In the nineteenth century most urban images produced for public consumption were idealized, at least to some extent. The heightened romanticism of Currier & Ives is perhaps the most extreme example. It seems unusual, then, to note what might be characterized as an iconic depiction of a sow in the street, especially considering the fact that hoards of roaming pigs were, for several decades of the period in both New York and Brooklyn, a topic of significant controversy. Issues of personal liberty and sustenance for the laboring classes confronted increasingly difficult and even dangerous issues of sanitation, not to mention simple public decency and civil order.
Of greater interest, however, is the prominent placement of an African American man in the picture (the shading is not supplied by the tinting but by the engraving itself). Slavery was outlawed in New York only a few years before this view was composed, and Brooklyn quickly became a popular location for free blacks — many of whom were former Long Island slaves — to settle. In this time period, most of the African American community were in High Street, near Bridge.
Blacks were as integrated in early Brooklyn as they were likely to be anywhere, and many personal histories archived in the 1870s and ’80s recall memorable individuals.
There was an old Negro fortune teller who lived on a corner of Boughton’s farm whom everybody consulted. She was a veritably wise woman. Of course I too went to her to try my fate and sorry I was, for coming home across the bridge, I was caught in a heavy thunderstorm and reached home thoroughly drenched and frightened. Did she tell me true? Ah! So much has come and gone in the days since then I cannot tell!

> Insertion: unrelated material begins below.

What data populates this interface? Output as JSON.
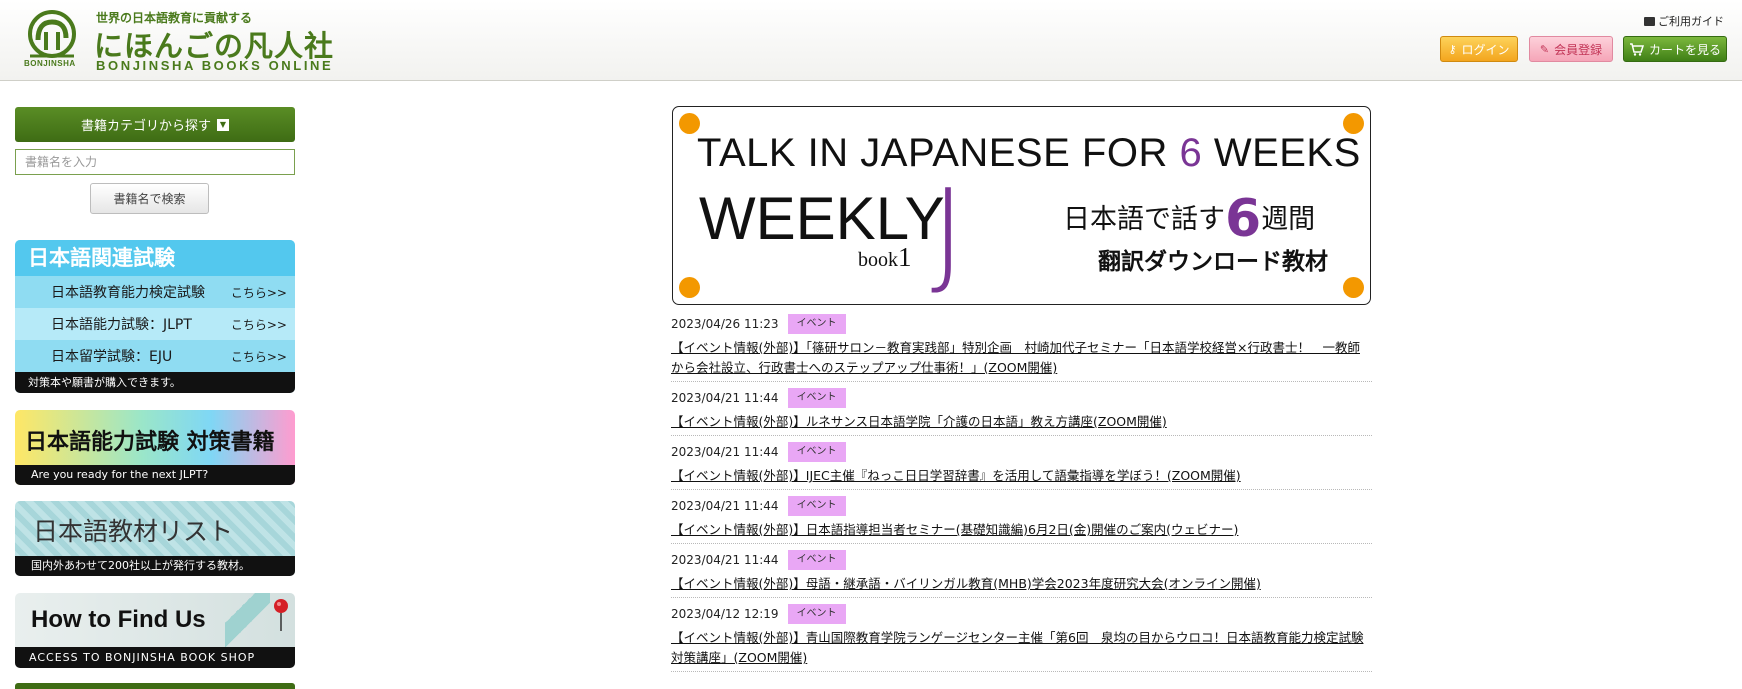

— 1887 interview with a woman identified only as “an old lady still living in the house on Carlton avenue, near Myrtle, into which she was taken a happy bride over fifty years ago.”
Even more remarkable, this image may actually depict a specific individual.

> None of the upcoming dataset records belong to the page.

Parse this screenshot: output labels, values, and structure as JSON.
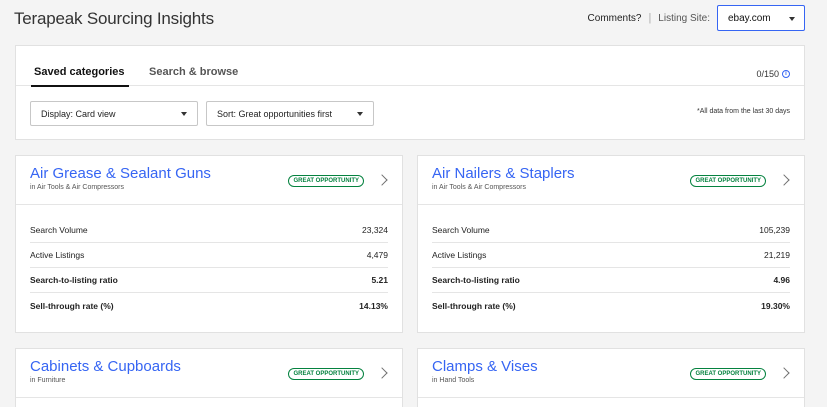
{
  "header": {
    "title": "Terapeak Sourcing Insights",
    "comments_label": "Comments?",
    "separator": "|",
    "listing_site_label": "Listing Site:",
    "listing_site_value": "ebay.com"
  },
  "tabs": [
    {
      "label": "Saved categories",
      "active": true
    },
    {
      "label": "Search & browse",
      "active": false
    }
  ],
  "counter": "0/150",
  "filters": {
    "display": "Display: Card view",
    "sort": "Sort: Great opportunities first",
    "note": "*All data from the last 30 days"
  },
  "cards": [
    {
      "title": "Air Grease & Sealant Guns",
      "subtitle": "in Air Tools & Air Compressors",
      "badge": "GREAT OPPORTUNITY",
      "metrics": [
        {
          "label": "Search Volume",
          "value": "23,324"
        },
        {
          "label": "Active Listings",
          "value": "4,479"
        },
        {
          "label": "Search-to-listing ratio",
          "value": "5.21"
        },
        {
          "label": "Sell-through rate (%)",
          "value": "14.13%"
        }
      ]
    },
    {
      "title": "Air Nailers & Staplers",
      "subtitle": "in Air Tools & Air Compressors",
      "badge": "GREAT OPPORTUNITY",
      "metrics": [
        {
          "label": "Search Volume",
          "value": "105,239"
        },
        {
          "label": "Active Listings",
          "value": "21,219"
        },
        {
          "label": "Search-to-listing ratio",
          "value": "4.96"
        },
        {
          "label": "Sell-through rate (%)",
          "value": "19.30%"
        }
      ]
    },
    {
      "title": "Cabinets & Cupboards",
      "subtitle": "in Furniture",
      "badge": "GREAT OPPORTUNITY"
    },
    {
      "title": "Clamps & Vises",
      "subtitle": "in Hand Tools",
      "badge": "GREAT OPPORTUNITY"
    }
  ],
  "colors": {
    "link_blue": "#3665f3",
    "opportunity_green": "#05823f"
  }
}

Numerous Brooklyn reminiscences recall the city’s first omnibus driver as being black, and one in particular describes a two-seat rockaway wagon, the conveyance which had preceded the launch of the stage line, as having been driven by man known as Black Sam. He ran the wagon on Clinton and Washington Avenues, to the Fulton and Catherine Street (at Main) ferries.
Was it Black Sam who was then hired to drive Brooklyn’s first omnibus, the Fair Ring, on Myrtle Avenue? Does this picture, with all its iconic Brooklyn imagery, feature the Fulton landing stage driver at his usual post, the ubiquitous Black Sam?